By Ryan Leslie, Alistair Haskett and Graeme Cooper
Treasury has released an Exposure Draft of legislation which will further curtail the ability of companies to frank distributions, a measure first announced in December 2016 (while Scott Morrison was still Treasurer!).
The background to the announcement lies in special dividends paid by Harvey Norman, Tabcorp and others which the ATO was unhappy with, and which led the ATO to issue a taxpayer alert, TA 2015/2: Franked distributions funded by raising capital to release credits to shareholders. The thrust of the TA was that the ATO was concerned where a company with retained and taxed earnings, at about the same time, both (i) paid a special dividend which was franked (or undertook an off-market share buy back), and (ii) undertook a capital raising in some form. According to the TA, the transaction, “may attract the operation of the anti-avoidance rule in section 177EA of the Income Tax Assessment Act 1936 or other anti-avoidance rules.” The taint of avoidance arose in the ATO’s mind from its view that, “there is minimal net cash inflow to or outflow from the company [and] the net asset position of the company remains essentially unchanged…”
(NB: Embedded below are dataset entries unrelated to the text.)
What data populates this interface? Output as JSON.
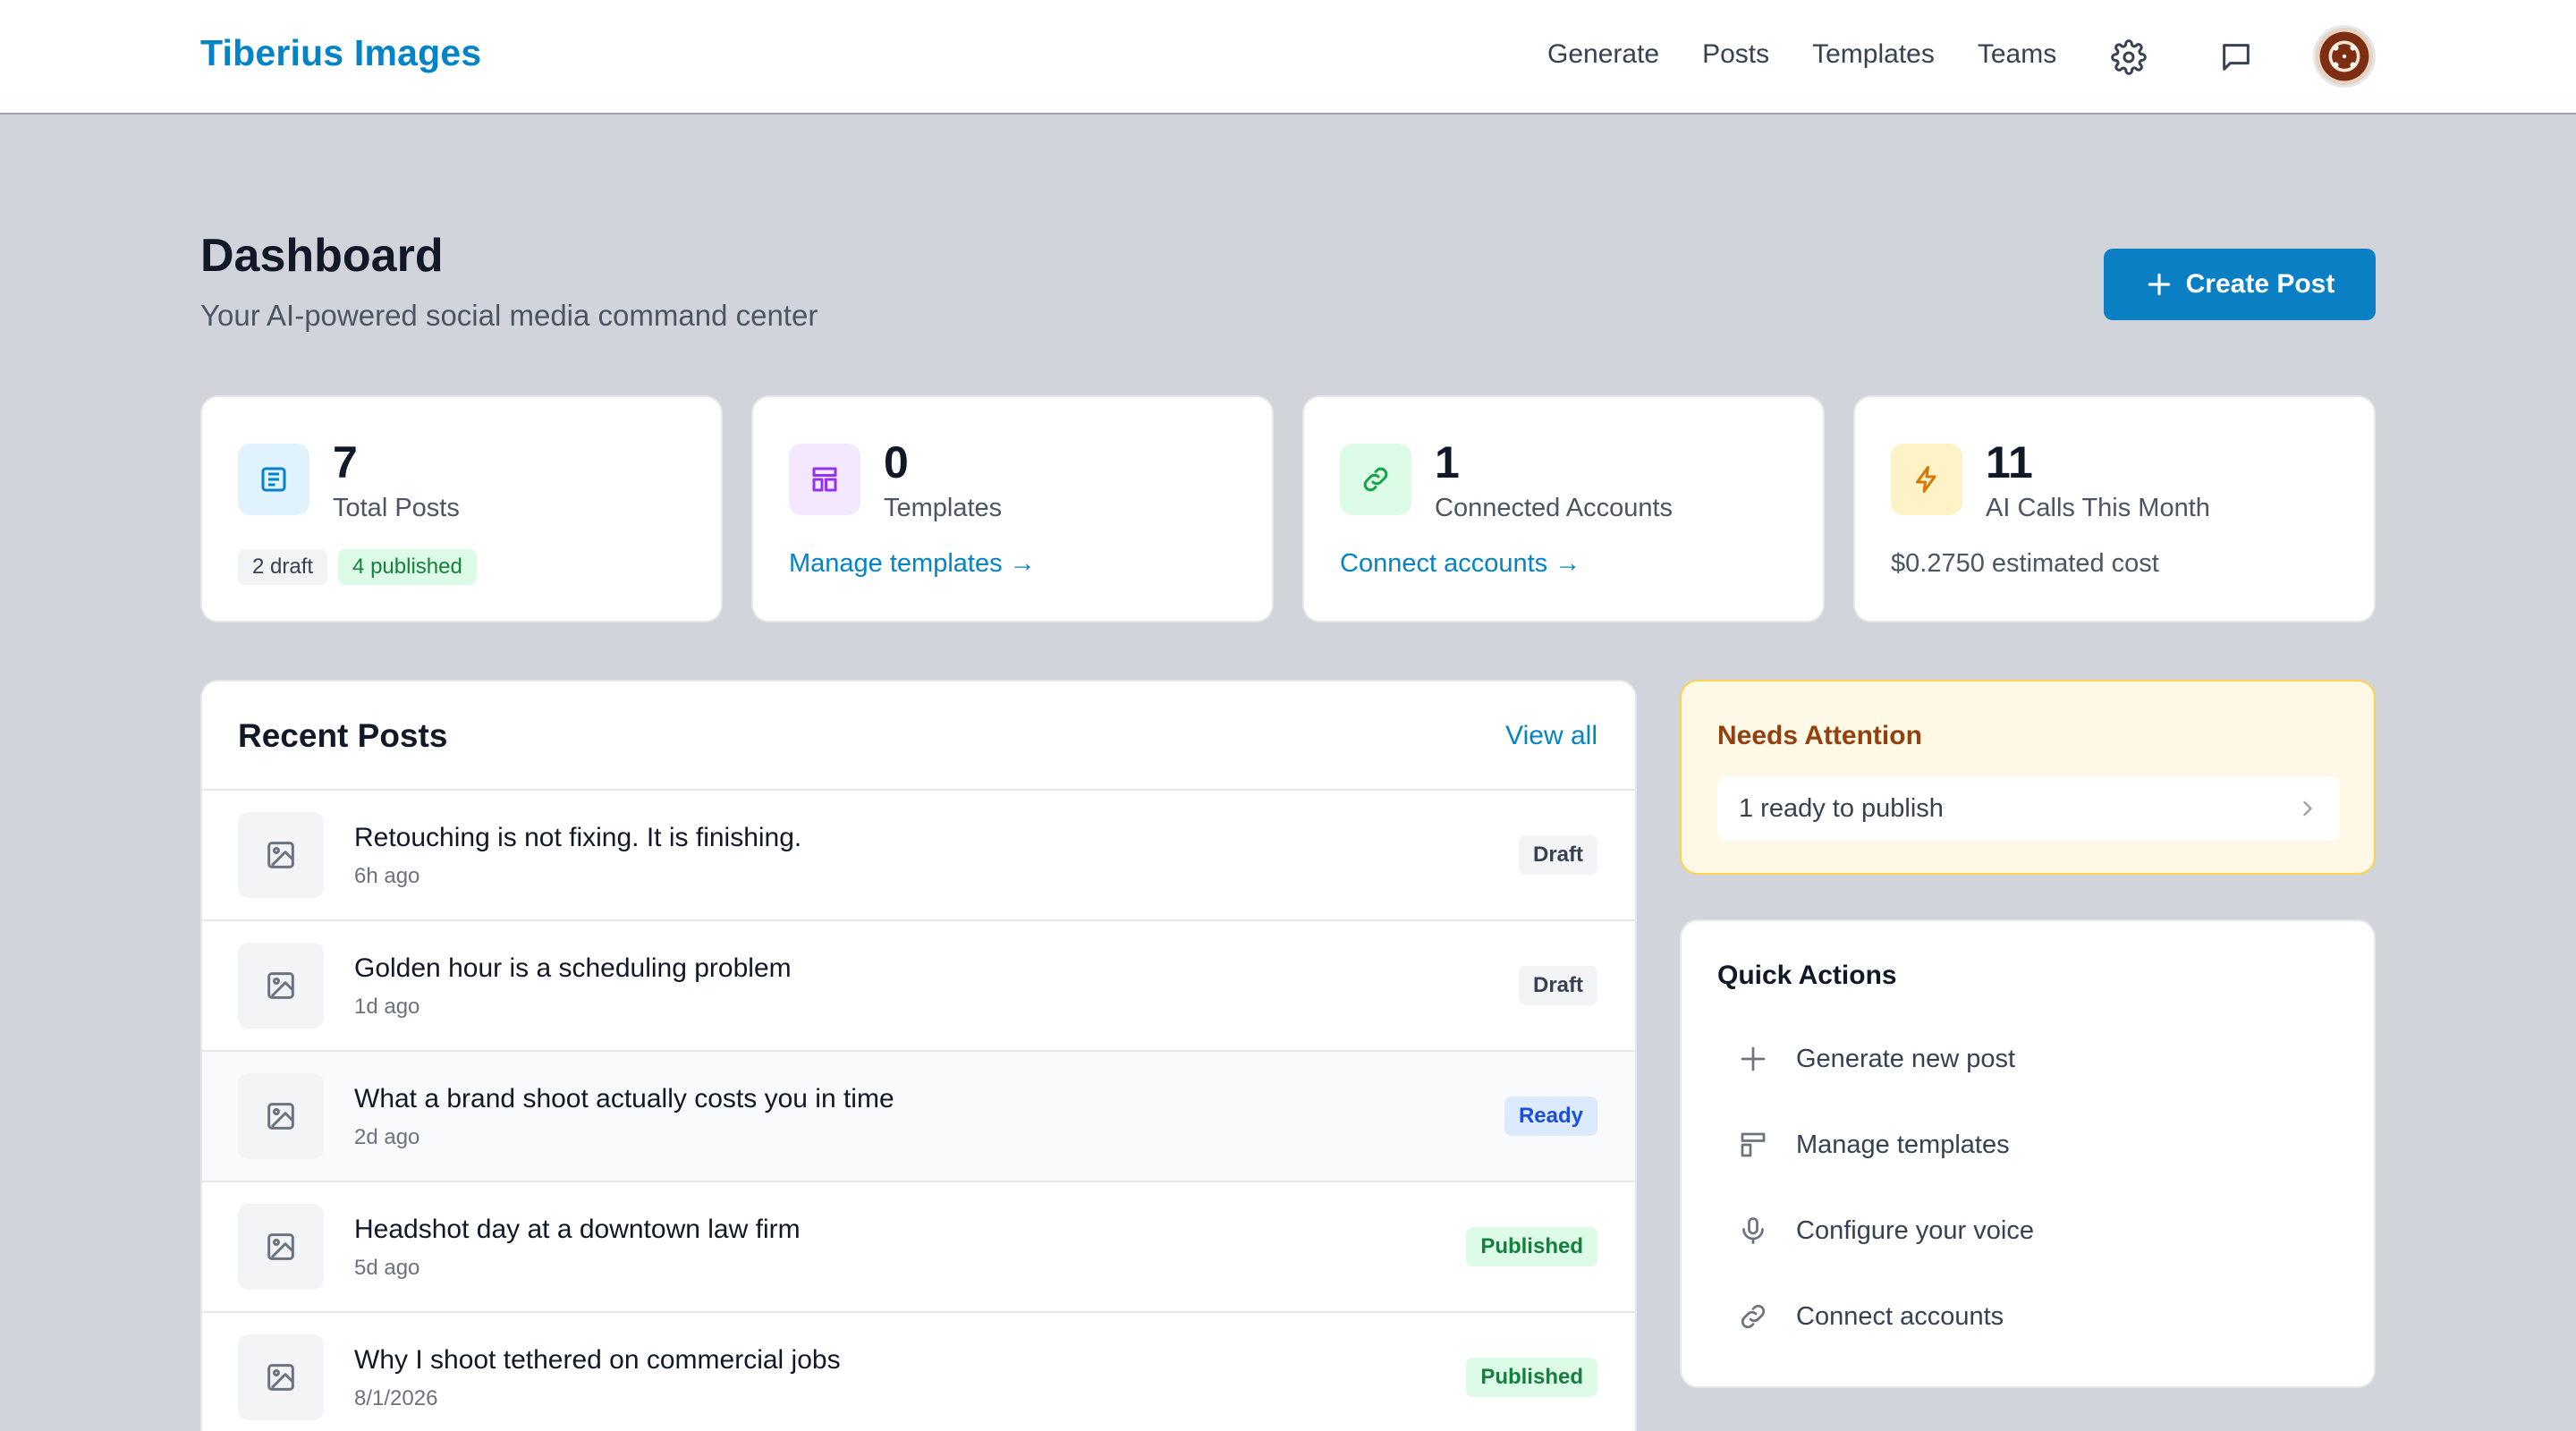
{
  "header": {
    "brand": "Tiberius Images",
    "nav": [
      "Generate",
      "Posts",
      "Templates",
      "Teams"
    ]
  },
  "page": {
    "title": "Dashboard",
    "subtitle": "Your AI-powered social media command center",
    "create_label": "Create Post"
  },
  "stats": {
    "posts": {
      "value": "7",
      "label": "Total Posts",
      "draft_badge": "2 draft",
      "published_badge": "4 published"
    },
    "templates": {
      "value": "0",
      "label": "Templates",
      "link": "Manage templates →"
    },
    "accounts": {
      "value": "1",
      "label": "Connected Accounts",
      "link": "Connect accounts →"
    },
    "ai": {
      "value": "11",
      "label": "AI Calls This Month",
      "meta": "$0.2750 estimated cost"
    }
  },
  "recent": {
    "title": "Recent Posts",
    "view_all": "View all",
    "posts": [
      {
        "title": "Retouching is not fixing. It is finishing.",
        "time": "6h ago",
        "status": "Draft"
      },
      {
        "title": "Golden hour is a scheduling problem",
        "time": "1d ago",
        "status": "Draft"
      },
      {
        "title": "What a brand shoot actually costs you in time",
        "time": "2d ago",
        "status": "Ready"
      },
      {
        "title": "Headshot day at a downtown law firm",
        "time": "5d ago",
        "status": "Published"
      },
      {
        "title": "Why I shoot tethered on commercial jobs",
        "time": "8/1/2026",
        "status": "Published"
      }
    ]
  },
  "attention": {
    "title": "Needs Attention",
    "item": "1 ready to publish"
  },
  "quick": {
    "title": "Quick Actions",
    "items": [
      "Generate new post",
      "Manage templates",
      "Configure your voice",
      "Connect accounts"
    ]
  },
  "colors": {
    "brand": "#0284c7",
    "primary_button": "#0b7fc4",
    "background": "#d1d5db",
    "attention_bg": "#fef9e7"
  }
}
In the December 2016 announcement, the Government said it would introduce a new measure to address, “distributions declared by a company to its shareholders outside or additional to the company’s normal dividend cycle (a special dividend), to the extent it is funded directly or indirectly by capital raising activities which result in the issue of new equity interests …” The announcement specifically referred to the scenario outlined in the TA and said the new measure would apply to distributions made from 19 December 2016.
But the implication of the Government’s announcement was that the ATO had some doubts about the cogency of its view that the transaction would be amenable to challenge under s. 177EA ITAA 1936.
The Exposure Draft legislation will insert a new item in the list of unfrankable distributions. The rule will be triggered where 3 conditions are met:
- the company makes a distribution in circumstances that are not in accordance with its usual practices for that kind of distribution (a “pattern of distributions” test);
- there is an issue of equity interests either by the entity or another entity; and
- it is reasonable to conclude ‘having regard to all relevant circumstances’ that either –
- the principal effect of the equity issue was to fund the distribution directly or indirectly, or
- the equity was issued for the purpose of funding the distribution (a “purpose or effect” test).
The drafting employs the ATO’s current preferences for anti-avoidance rules – that purpose or effect will be sufficient to trigger the rule, and the offending purpose need not be all that influential (the offending purpose only needs to be more than incidental).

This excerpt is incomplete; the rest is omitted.